In its most recent revelation, the paper reported on how Michèle Alliot-Marie, foreign minister until recently, and her family had spent their Christmas holiday in Tunisia, traveling around the country on a private jet owned by a business acquaintance of dictator Zine El Abidine Ben Ali. Canard reported that Alliot-Marie had had lengthy, private telephone conversations with Ben Ali during the family vacation, before offering him police support and French tear gas to deal with the protests washing over his country upon returning to Paris.
The paper also caught the minister in a lie when it revealed that her parents had bought parts of a real estate company from the Ben Ali business associate during that Christmas holiday. A short time earlier, Alliot-Marie claimed that she had merely happened to run into the man at the airport. While her parents were signing the purchase agreement, the minister was at the hairdresser's getting her hair washed and blow-dried on the day before New Year's Eve. How did the paper get this information? It would never reveal its sources, says journalist Brigitte Rossigneux, but they are reliable.
At Canard's editorial offices, Rossigneux is also known as the woman with the two mobile phones: one that she uses for work and one that she buys for 39 every month, complete with a new SIM card, and then promptly throws away four weeks later. She gives the number to a few key informants, thereby evading the government's monitoring efforts.
For all its revelations, Canard is no modern exposé machine, no New York Times or Washington Post. Instead, it is the dream of a few men, now old men, from a different republic, and from the era of an independent press. A few young men and three women have joined the ranks over the years. "We are not very feminine," Angeli says curtly. The paper has only 16 political editors and reporters, not more.
Their offices seem stuck in time, as if frozen in the early 1970s. There are stacks of dossiers in pastel-colored folders on the desks, next to black telephones with giant buttons from the days before the invention of the display screen.
"Looks like a set from an old television crime show, doesn't it?" says Christopher Nobili, one of the younger editors.
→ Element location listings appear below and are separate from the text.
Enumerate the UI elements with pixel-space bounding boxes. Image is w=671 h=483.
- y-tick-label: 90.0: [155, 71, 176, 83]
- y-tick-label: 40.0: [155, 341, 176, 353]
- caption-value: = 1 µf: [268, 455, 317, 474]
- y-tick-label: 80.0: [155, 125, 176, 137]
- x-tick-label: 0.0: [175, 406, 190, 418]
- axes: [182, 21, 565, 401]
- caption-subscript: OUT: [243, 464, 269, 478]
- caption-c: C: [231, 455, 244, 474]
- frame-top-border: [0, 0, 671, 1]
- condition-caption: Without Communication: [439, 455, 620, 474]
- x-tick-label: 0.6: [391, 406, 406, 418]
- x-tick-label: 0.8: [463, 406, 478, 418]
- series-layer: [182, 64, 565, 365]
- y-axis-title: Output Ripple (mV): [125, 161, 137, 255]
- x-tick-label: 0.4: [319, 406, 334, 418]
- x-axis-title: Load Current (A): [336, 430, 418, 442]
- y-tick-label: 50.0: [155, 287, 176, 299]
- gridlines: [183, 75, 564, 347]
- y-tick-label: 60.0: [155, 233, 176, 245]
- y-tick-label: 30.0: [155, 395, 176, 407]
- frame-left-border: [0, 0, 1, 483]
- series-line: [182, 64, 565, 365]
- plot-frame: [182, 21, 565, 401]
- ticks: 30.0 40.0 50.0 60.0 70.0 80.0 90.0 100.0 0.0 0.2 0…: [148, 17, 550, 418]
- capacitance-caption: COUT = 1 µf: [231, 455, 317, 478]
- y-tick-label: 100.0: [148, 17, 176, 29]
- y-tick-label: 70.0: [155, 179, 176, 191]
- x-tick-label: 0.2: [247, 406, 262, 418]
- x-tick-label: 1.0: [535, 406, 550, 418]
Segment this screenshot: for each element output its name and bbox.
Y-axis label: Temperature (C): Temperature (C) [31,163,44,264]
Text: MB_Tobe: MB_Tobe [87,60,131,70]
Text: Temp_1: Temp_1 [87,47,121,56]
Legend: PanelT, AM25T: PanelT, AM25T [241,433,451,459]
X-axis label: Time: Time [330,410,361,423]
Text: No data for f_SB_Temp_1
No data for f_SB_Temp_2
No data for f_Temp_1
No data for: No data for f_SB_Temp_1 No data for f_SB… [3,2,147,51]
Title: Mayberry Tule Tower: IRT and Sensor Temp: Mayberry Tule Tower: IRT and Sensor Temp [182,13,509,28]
His personal achievement from the last year, he says, was a toppled state secretary -- such is the measure of success at Canard. Nobili is one of the few journalists at the paper who write on a computer. More than half of the editors turn over their handwritten manuscripts to the secretaries.
Canard is the functioning alternative to the networked rest of the world. The newspaper, so feared at the Elysée and the ministries, consistently refuses to create a website. "Our job is to inform our readers, on newspaper and with printer's ink," the one-page website reads defiantly. Canard also has no large teams of researchers who are assigned to work on stories for months.
In the best case, information reaches Le Canard enchaîné, or "The Chained Duck," entirely on its own. Over the years, the duck has thrown off its chains, and now it depends on a very French form of schizophrenia: informants in the ministries, intelligence services, the military and the Elysée Palace. Its sources are reliable whistle-blowers who submit to hierarchical conditions by day, keeping quiet and swallowing what they don't like, only to meet with the editors in the bars of major hotels in the evening ("very practical, lots of foreigners, very discreet") and reveal the secrets of the republic.
"Do you know what makes my life here so relaxed?" Angeli asks. "We are doing so well that we could skip an issue and still keep on paying everyone's salary."
Maybe this explains why the paper occasionally prints headlines like the one from last week: "Fourth Cabinet Meeting in One Year. Sarko Manic-Depressive Again." A very relaxed headline.